IndieWire's Ben Travers gives the first two episodes a C grading, voicing their annoyance over a high amount of exposition that mainly serves as a foundation for the multiversal madness to come. "Loki isn’t really about Loki, so much as it’s about introducing the TVA, the logistics of time travel, and how the MCU’s Phase 4 timeline will end up with a [Doctor Strange sequel] Multiverse of Madness, which Waldron just happens to be writing next," Travers writes.
Liz Shannon Miller of Collider was more generous, giving the episodes an A- and praising Hiddleston and Wilson's co-stars: "Gugu Mbatha-Raw [Ravonna Renslayer] and Wunmi Mosaku [Hunter B-15], as variously ranked cogs within the TVA machine, are both delightful on-screen presences, even if their characters remain a bit underdeveloped in the first two episodes."
Deadline's Dominic Patten describes Loki as a sort of "Awesome Mix" of the character's greatest moments, "shapeshifting, a bit of Jim Starlin, some David Fincher and a mixtape of other cinematic influences, plus a clearly MCU leaning forward performances by Mbatha-Raw."
Writing for Empire Magazine, Helen O'Hara bestows the episodes with four stars out of five, writing that "there are hints of Dr.
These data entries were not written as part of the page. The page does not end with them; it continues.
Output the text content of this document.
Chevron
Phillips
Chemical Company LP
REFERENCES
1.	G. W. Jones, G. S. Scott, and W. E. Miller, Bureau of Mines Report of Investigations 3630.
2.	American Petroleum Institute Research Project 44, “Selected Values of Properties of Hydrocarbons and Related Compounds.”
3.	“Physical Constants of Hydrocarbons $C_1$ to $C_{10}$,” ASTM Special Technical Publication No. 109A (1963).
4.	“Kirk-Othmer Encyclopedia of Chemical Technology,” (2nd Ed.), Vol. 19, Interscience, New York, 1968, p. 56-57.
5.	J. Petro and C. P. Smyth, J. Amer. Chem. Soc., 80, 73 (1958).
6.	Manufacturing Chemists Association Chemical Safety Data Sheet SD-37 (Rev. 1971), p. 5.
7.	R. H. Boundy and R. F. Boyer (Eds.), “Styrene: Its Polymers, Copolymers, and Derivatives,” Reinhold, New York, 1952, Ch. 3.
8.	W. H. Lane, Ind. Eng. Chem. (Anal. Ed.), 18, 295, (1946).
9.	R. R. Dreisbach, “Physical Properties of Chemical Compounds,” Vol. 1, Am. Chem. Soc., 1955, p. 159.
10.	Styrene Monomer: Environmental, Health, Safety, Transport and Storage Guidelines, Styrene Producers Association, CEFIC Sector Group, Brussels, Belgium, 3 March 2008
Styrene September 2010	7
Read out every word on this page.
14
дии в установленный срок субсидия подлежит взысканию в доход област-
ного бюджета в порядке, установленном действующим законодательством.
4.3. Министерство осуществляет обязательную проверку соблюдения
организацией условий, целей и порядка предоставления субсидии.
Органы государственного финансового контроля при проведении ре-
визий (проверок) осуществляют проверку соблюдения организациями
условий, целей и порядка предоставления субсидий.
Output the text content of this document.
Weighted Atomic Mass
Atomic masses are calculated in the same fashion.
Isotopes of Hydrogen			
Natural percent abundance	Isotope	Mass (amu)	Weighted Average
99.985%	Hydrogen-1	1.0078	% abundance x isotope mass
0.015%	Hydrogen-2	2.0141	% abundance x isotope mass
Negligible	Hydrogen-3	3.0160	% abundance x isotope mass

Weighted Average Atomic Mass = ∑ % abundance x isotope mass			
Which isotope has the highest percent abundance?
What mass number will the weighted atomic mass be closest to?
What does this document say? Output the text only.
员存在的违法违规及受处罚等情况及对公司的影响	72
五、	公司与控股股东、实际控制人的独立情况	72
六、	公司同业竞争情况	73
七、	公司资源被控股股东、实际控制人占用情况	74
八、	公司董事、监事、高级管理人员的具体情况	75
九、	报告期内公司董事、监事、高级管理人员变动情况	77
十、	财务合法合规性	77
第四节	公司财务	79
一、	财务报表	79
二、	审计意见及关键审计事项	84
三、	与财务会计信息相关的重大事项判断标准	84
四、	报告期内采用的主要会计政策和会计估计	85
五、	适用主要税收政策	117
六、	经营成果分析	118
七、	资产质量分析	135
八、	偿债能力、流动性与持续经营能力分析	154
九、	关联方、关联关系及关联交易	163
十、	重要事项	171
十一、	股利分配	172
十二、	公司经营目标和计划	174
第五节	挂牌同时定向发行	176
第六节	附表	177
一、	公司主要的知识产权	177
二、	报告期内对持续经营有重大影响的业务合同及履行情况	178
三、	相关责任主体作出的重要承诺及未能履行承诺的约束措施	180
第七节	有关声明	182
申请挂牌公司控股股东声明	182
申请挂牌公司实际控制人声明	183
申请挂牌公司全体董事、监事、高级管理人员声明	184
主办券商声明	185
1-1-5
Strangelove there, or The Good Place ... but most of all it feels like a weird, new authority for the freedom-loving heroes and villains of the MCU to rail against. There are mysteries to be solved there too, and for all that Loki is discombobulated by his first encounter with the TVA, he quickly identifies it as a new world to conquer. If there weren’t schemes within schemes, the show wouldn’t be living up to its name, after all."